Step Three-> Use your Computer. If an update appears on your screen, make sure it is not on a web page. Hoaxware tries to look like your computer. Otherwise, make sure you do the updates for all your software. This is the first line of defense against malware.

So After  A few things to keep in mind… and  Some Guidelines … the next step is to get down to Dollars and Cents. The following is based on the on sale price not retail.

For the sub $800 crowd, anything you buy will eventually (within the first “year” )  disappoint you. This goes for every computer, laptop, and tablet; even the iPad. These are throw away items so make sure you have a weekly backup plan.
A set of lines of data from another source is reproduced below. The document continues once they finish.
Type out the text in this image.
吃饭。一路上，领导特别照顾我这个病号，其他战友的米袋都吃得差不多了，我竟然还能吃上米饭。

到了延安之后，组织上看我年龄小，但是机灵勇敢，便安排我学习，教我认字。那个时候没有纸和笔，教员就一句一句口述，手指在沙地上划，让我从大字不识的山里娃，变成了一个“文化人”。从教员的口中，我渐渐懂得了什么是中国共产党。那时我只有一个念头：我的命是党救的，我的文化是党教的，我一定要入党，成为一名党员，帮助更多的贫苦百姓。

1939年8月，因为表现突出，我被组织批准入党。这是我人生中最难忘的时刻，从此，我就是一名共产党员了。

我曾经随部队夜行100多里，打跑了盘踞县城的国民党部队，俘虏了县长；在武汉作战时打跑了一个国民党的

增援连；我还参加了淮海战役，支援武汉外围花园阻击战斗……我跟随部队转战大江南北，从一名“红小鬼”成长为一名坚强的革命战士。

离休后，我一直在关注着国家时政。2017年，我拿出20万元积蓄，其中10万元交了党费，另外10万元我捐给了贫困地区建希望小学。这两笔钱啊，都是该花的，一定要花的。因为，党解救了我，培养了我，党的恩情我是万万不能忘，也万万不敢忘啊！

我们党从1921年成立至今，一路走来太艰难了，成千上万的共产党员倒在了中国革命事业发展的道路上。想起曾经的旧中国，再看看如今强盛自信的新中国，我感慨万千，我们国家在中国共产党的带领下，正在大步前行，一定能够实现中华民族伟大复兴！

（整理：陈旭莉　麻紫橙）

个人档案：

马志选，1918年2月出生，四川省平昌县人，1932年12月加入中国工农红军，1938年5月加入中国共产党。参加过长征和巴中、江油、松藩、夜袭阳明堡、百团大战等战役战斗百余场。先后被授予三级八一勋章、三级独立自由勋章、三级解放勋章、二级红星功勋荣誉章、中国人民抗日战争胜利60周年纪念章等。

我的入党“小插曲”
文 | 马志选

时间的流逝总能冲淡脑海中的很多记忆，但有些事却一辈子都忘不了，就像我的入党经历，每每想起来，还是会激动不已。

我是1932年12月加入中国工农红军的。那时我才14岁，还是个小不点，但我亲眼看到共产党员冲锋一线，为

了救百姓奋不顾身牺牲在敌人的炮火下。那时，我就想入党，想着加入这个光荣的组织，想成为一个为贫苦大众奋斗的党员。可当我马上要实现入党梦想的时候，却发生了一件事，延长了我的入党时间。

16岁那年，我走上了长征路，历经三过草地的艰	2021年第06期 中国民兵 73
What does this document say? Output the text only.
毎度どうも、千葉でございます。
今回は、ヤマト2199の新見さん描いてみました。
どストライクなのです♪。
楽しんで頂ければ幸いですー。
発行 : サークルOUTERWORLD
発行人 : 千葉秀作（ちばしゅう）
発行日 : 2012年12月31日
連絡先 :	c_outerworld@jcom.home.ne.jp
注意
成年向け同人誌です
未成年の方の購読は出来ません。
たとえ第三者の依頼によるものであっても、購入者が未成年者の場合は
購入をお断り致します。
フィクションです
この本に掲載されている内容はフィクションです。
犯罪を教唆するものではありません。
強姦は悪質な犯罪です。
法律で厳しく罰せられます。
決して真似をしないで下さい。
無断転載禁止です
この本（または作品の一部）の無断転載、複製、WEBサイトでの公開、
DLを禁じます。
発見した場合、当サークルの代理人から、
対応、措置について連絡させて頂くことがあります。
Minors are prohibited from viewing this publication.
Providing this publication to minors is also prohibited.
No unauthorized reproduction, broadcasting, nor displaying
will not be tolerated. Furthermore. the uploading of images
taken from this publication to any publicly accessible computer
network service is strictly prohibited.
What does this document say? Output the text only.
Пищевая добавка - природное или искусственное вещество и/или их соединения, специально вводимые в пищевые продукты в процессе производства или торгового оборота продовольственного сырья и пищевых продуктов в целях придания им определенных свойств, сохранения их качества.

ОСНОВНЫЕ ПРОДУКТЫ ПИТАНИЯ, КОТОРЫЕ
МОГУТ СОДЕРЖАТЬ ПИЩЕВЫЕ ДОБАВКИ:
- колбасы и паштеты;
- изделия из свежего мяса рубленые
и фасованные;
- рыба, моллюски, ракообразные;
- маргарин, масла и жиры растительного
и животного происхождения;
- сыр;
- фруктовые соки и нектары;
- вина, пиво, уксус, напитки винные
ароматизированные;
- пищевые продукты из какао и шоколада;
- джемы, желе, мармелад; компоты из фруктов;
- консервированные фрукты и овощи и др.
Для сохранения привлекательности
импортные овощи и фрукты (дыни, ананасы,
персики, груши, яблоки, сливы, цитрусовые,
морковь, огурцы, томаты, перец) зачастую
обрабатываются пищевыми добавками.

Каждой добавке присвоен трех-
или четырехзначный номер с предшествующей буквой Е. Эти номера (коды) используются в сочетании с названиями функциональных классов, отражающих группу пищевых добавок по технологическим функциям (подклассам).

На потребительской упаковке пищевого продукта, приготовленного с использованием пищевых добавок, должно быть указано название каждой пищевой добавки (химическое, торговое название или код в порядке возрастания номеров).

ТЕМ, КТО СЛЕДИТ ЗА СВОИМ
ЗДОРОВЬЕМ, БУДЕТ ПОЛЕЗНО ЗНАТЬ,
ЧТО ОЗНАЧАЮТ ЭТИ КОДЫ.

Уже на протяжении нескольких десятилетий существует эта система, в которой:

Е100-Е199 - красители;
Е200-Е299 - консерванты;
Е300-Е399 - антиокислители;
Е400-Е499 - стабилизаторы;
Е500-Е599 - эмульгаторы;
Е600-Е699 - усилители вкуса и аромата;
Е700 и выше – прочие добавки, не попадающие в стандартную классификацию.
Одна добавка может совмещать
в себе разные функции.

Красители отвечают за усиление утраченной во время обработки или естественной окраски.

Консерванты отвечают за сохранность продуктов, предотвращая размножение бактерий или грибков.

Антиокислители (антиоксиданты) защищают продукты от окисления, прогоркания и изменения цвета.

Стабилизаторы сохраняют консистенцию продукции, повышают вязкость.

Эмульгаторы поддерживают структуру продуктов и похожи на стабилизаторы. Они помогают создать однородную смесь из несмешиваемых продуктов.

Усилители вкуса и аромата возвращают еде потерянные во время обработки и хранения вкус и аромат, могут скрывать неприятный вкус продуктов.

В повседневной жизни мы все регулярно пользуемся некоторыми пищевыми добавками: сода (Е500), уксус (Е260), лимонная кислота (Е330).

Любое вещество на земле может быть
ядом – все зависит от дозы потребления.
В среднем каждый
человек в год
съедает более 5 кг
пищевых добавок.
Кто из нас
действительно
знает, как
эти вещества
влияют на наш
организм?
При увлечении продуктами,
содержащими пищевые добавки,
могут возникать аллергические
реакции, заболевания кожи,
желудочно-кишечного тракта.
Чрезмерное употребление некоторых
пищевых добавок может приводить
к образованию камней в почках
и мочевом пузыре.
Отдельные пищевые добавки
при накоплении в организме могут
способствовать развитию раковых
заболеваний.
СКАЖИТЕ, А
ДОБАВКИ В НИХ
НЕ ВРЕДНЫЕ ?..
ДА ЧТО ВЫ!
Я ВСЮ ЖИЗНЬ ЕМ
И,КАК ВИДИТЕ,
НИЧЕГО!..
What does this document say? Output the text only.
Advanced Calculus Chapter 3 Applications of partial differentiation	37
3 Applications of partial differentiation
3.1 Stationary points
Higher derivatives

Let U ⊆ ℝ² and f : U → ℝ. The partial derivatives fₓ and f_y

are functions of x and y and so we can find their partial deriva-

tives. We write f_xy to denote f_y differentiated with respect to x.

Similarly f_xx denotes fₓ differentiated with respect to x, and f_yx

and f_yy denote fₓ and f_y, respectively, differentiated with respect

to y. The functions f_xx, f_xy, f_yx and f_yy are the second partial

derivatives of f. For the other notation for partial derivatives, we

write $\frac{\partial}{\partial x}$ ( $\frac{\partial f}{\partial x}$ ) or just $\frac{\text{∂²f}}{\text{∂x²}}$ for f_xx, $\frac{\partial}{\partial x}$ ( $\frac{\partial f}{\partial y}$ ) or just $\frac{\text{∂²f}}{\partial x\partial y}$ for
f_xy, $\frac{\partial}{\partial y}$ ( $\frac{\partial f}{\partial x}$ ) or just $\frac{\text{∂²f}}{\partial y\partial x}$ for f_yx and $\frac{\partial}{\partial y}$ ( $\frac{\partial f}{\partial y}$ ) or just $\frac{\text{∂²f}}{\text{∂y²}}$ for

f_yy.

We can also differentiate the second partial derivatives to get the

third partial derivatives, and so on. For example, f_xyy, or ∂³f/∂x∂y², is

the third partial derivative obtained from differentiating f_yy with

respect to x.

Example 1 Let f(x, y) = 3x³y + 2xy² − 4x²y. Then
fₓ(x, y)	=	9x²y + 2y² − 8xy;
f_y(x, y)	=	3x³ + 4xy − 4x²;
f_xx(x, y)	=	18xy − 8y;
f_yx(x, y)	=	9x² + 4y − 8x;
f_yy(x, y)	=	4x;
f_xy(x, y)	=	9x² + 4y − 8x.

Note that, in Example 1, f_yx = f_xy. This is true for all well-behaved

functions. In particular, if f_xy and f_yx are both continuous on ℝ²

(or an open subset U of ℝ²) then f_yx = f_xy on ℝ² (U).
The only exception would be a quality manufacturer refurbished or repackaged item.

Above $800 look at the Lenovo ThinkPad Series T, W, and L. The MacBook Pro and iPad are also good choice.  Sorry for the small list but, they are what I would spend my money.

Desktops have different categories:

For general use: Lenovo M71 series and above (they include a 3 year warranty, everyone else is 1 year) , any of the Apple offerings. If you don’t believe me, read this Article.

For the gamer…or other high intensity graphics requirements desires if you can use an Apple do so. Otherwise, buy a Lenovo TS Series Xeon based server filled it with as much memory and the highest end PCI/PCIe video card you can afford (purchased separately), and Windows 7 Ultimate 64-bit . Make sure you get both processors as the buy one now and get one later will create problems with Win7. It does not handle miss matched processors as of this writing. Let me know if you want to make your competitors even angrier with you. I have a killer networking set up. XUKQHR8X33SK

Refurbished links.

  1. http://store.apple.com/us/browse/home/specialdeals/mac
  2. http://outlet.lenovo.com/

Some Guidelines …

1.   There are 2 classes of computers. Consumer and Business. The differences besides cost are throw away with a short service life and cost effective repairable with a longer service life, respectively.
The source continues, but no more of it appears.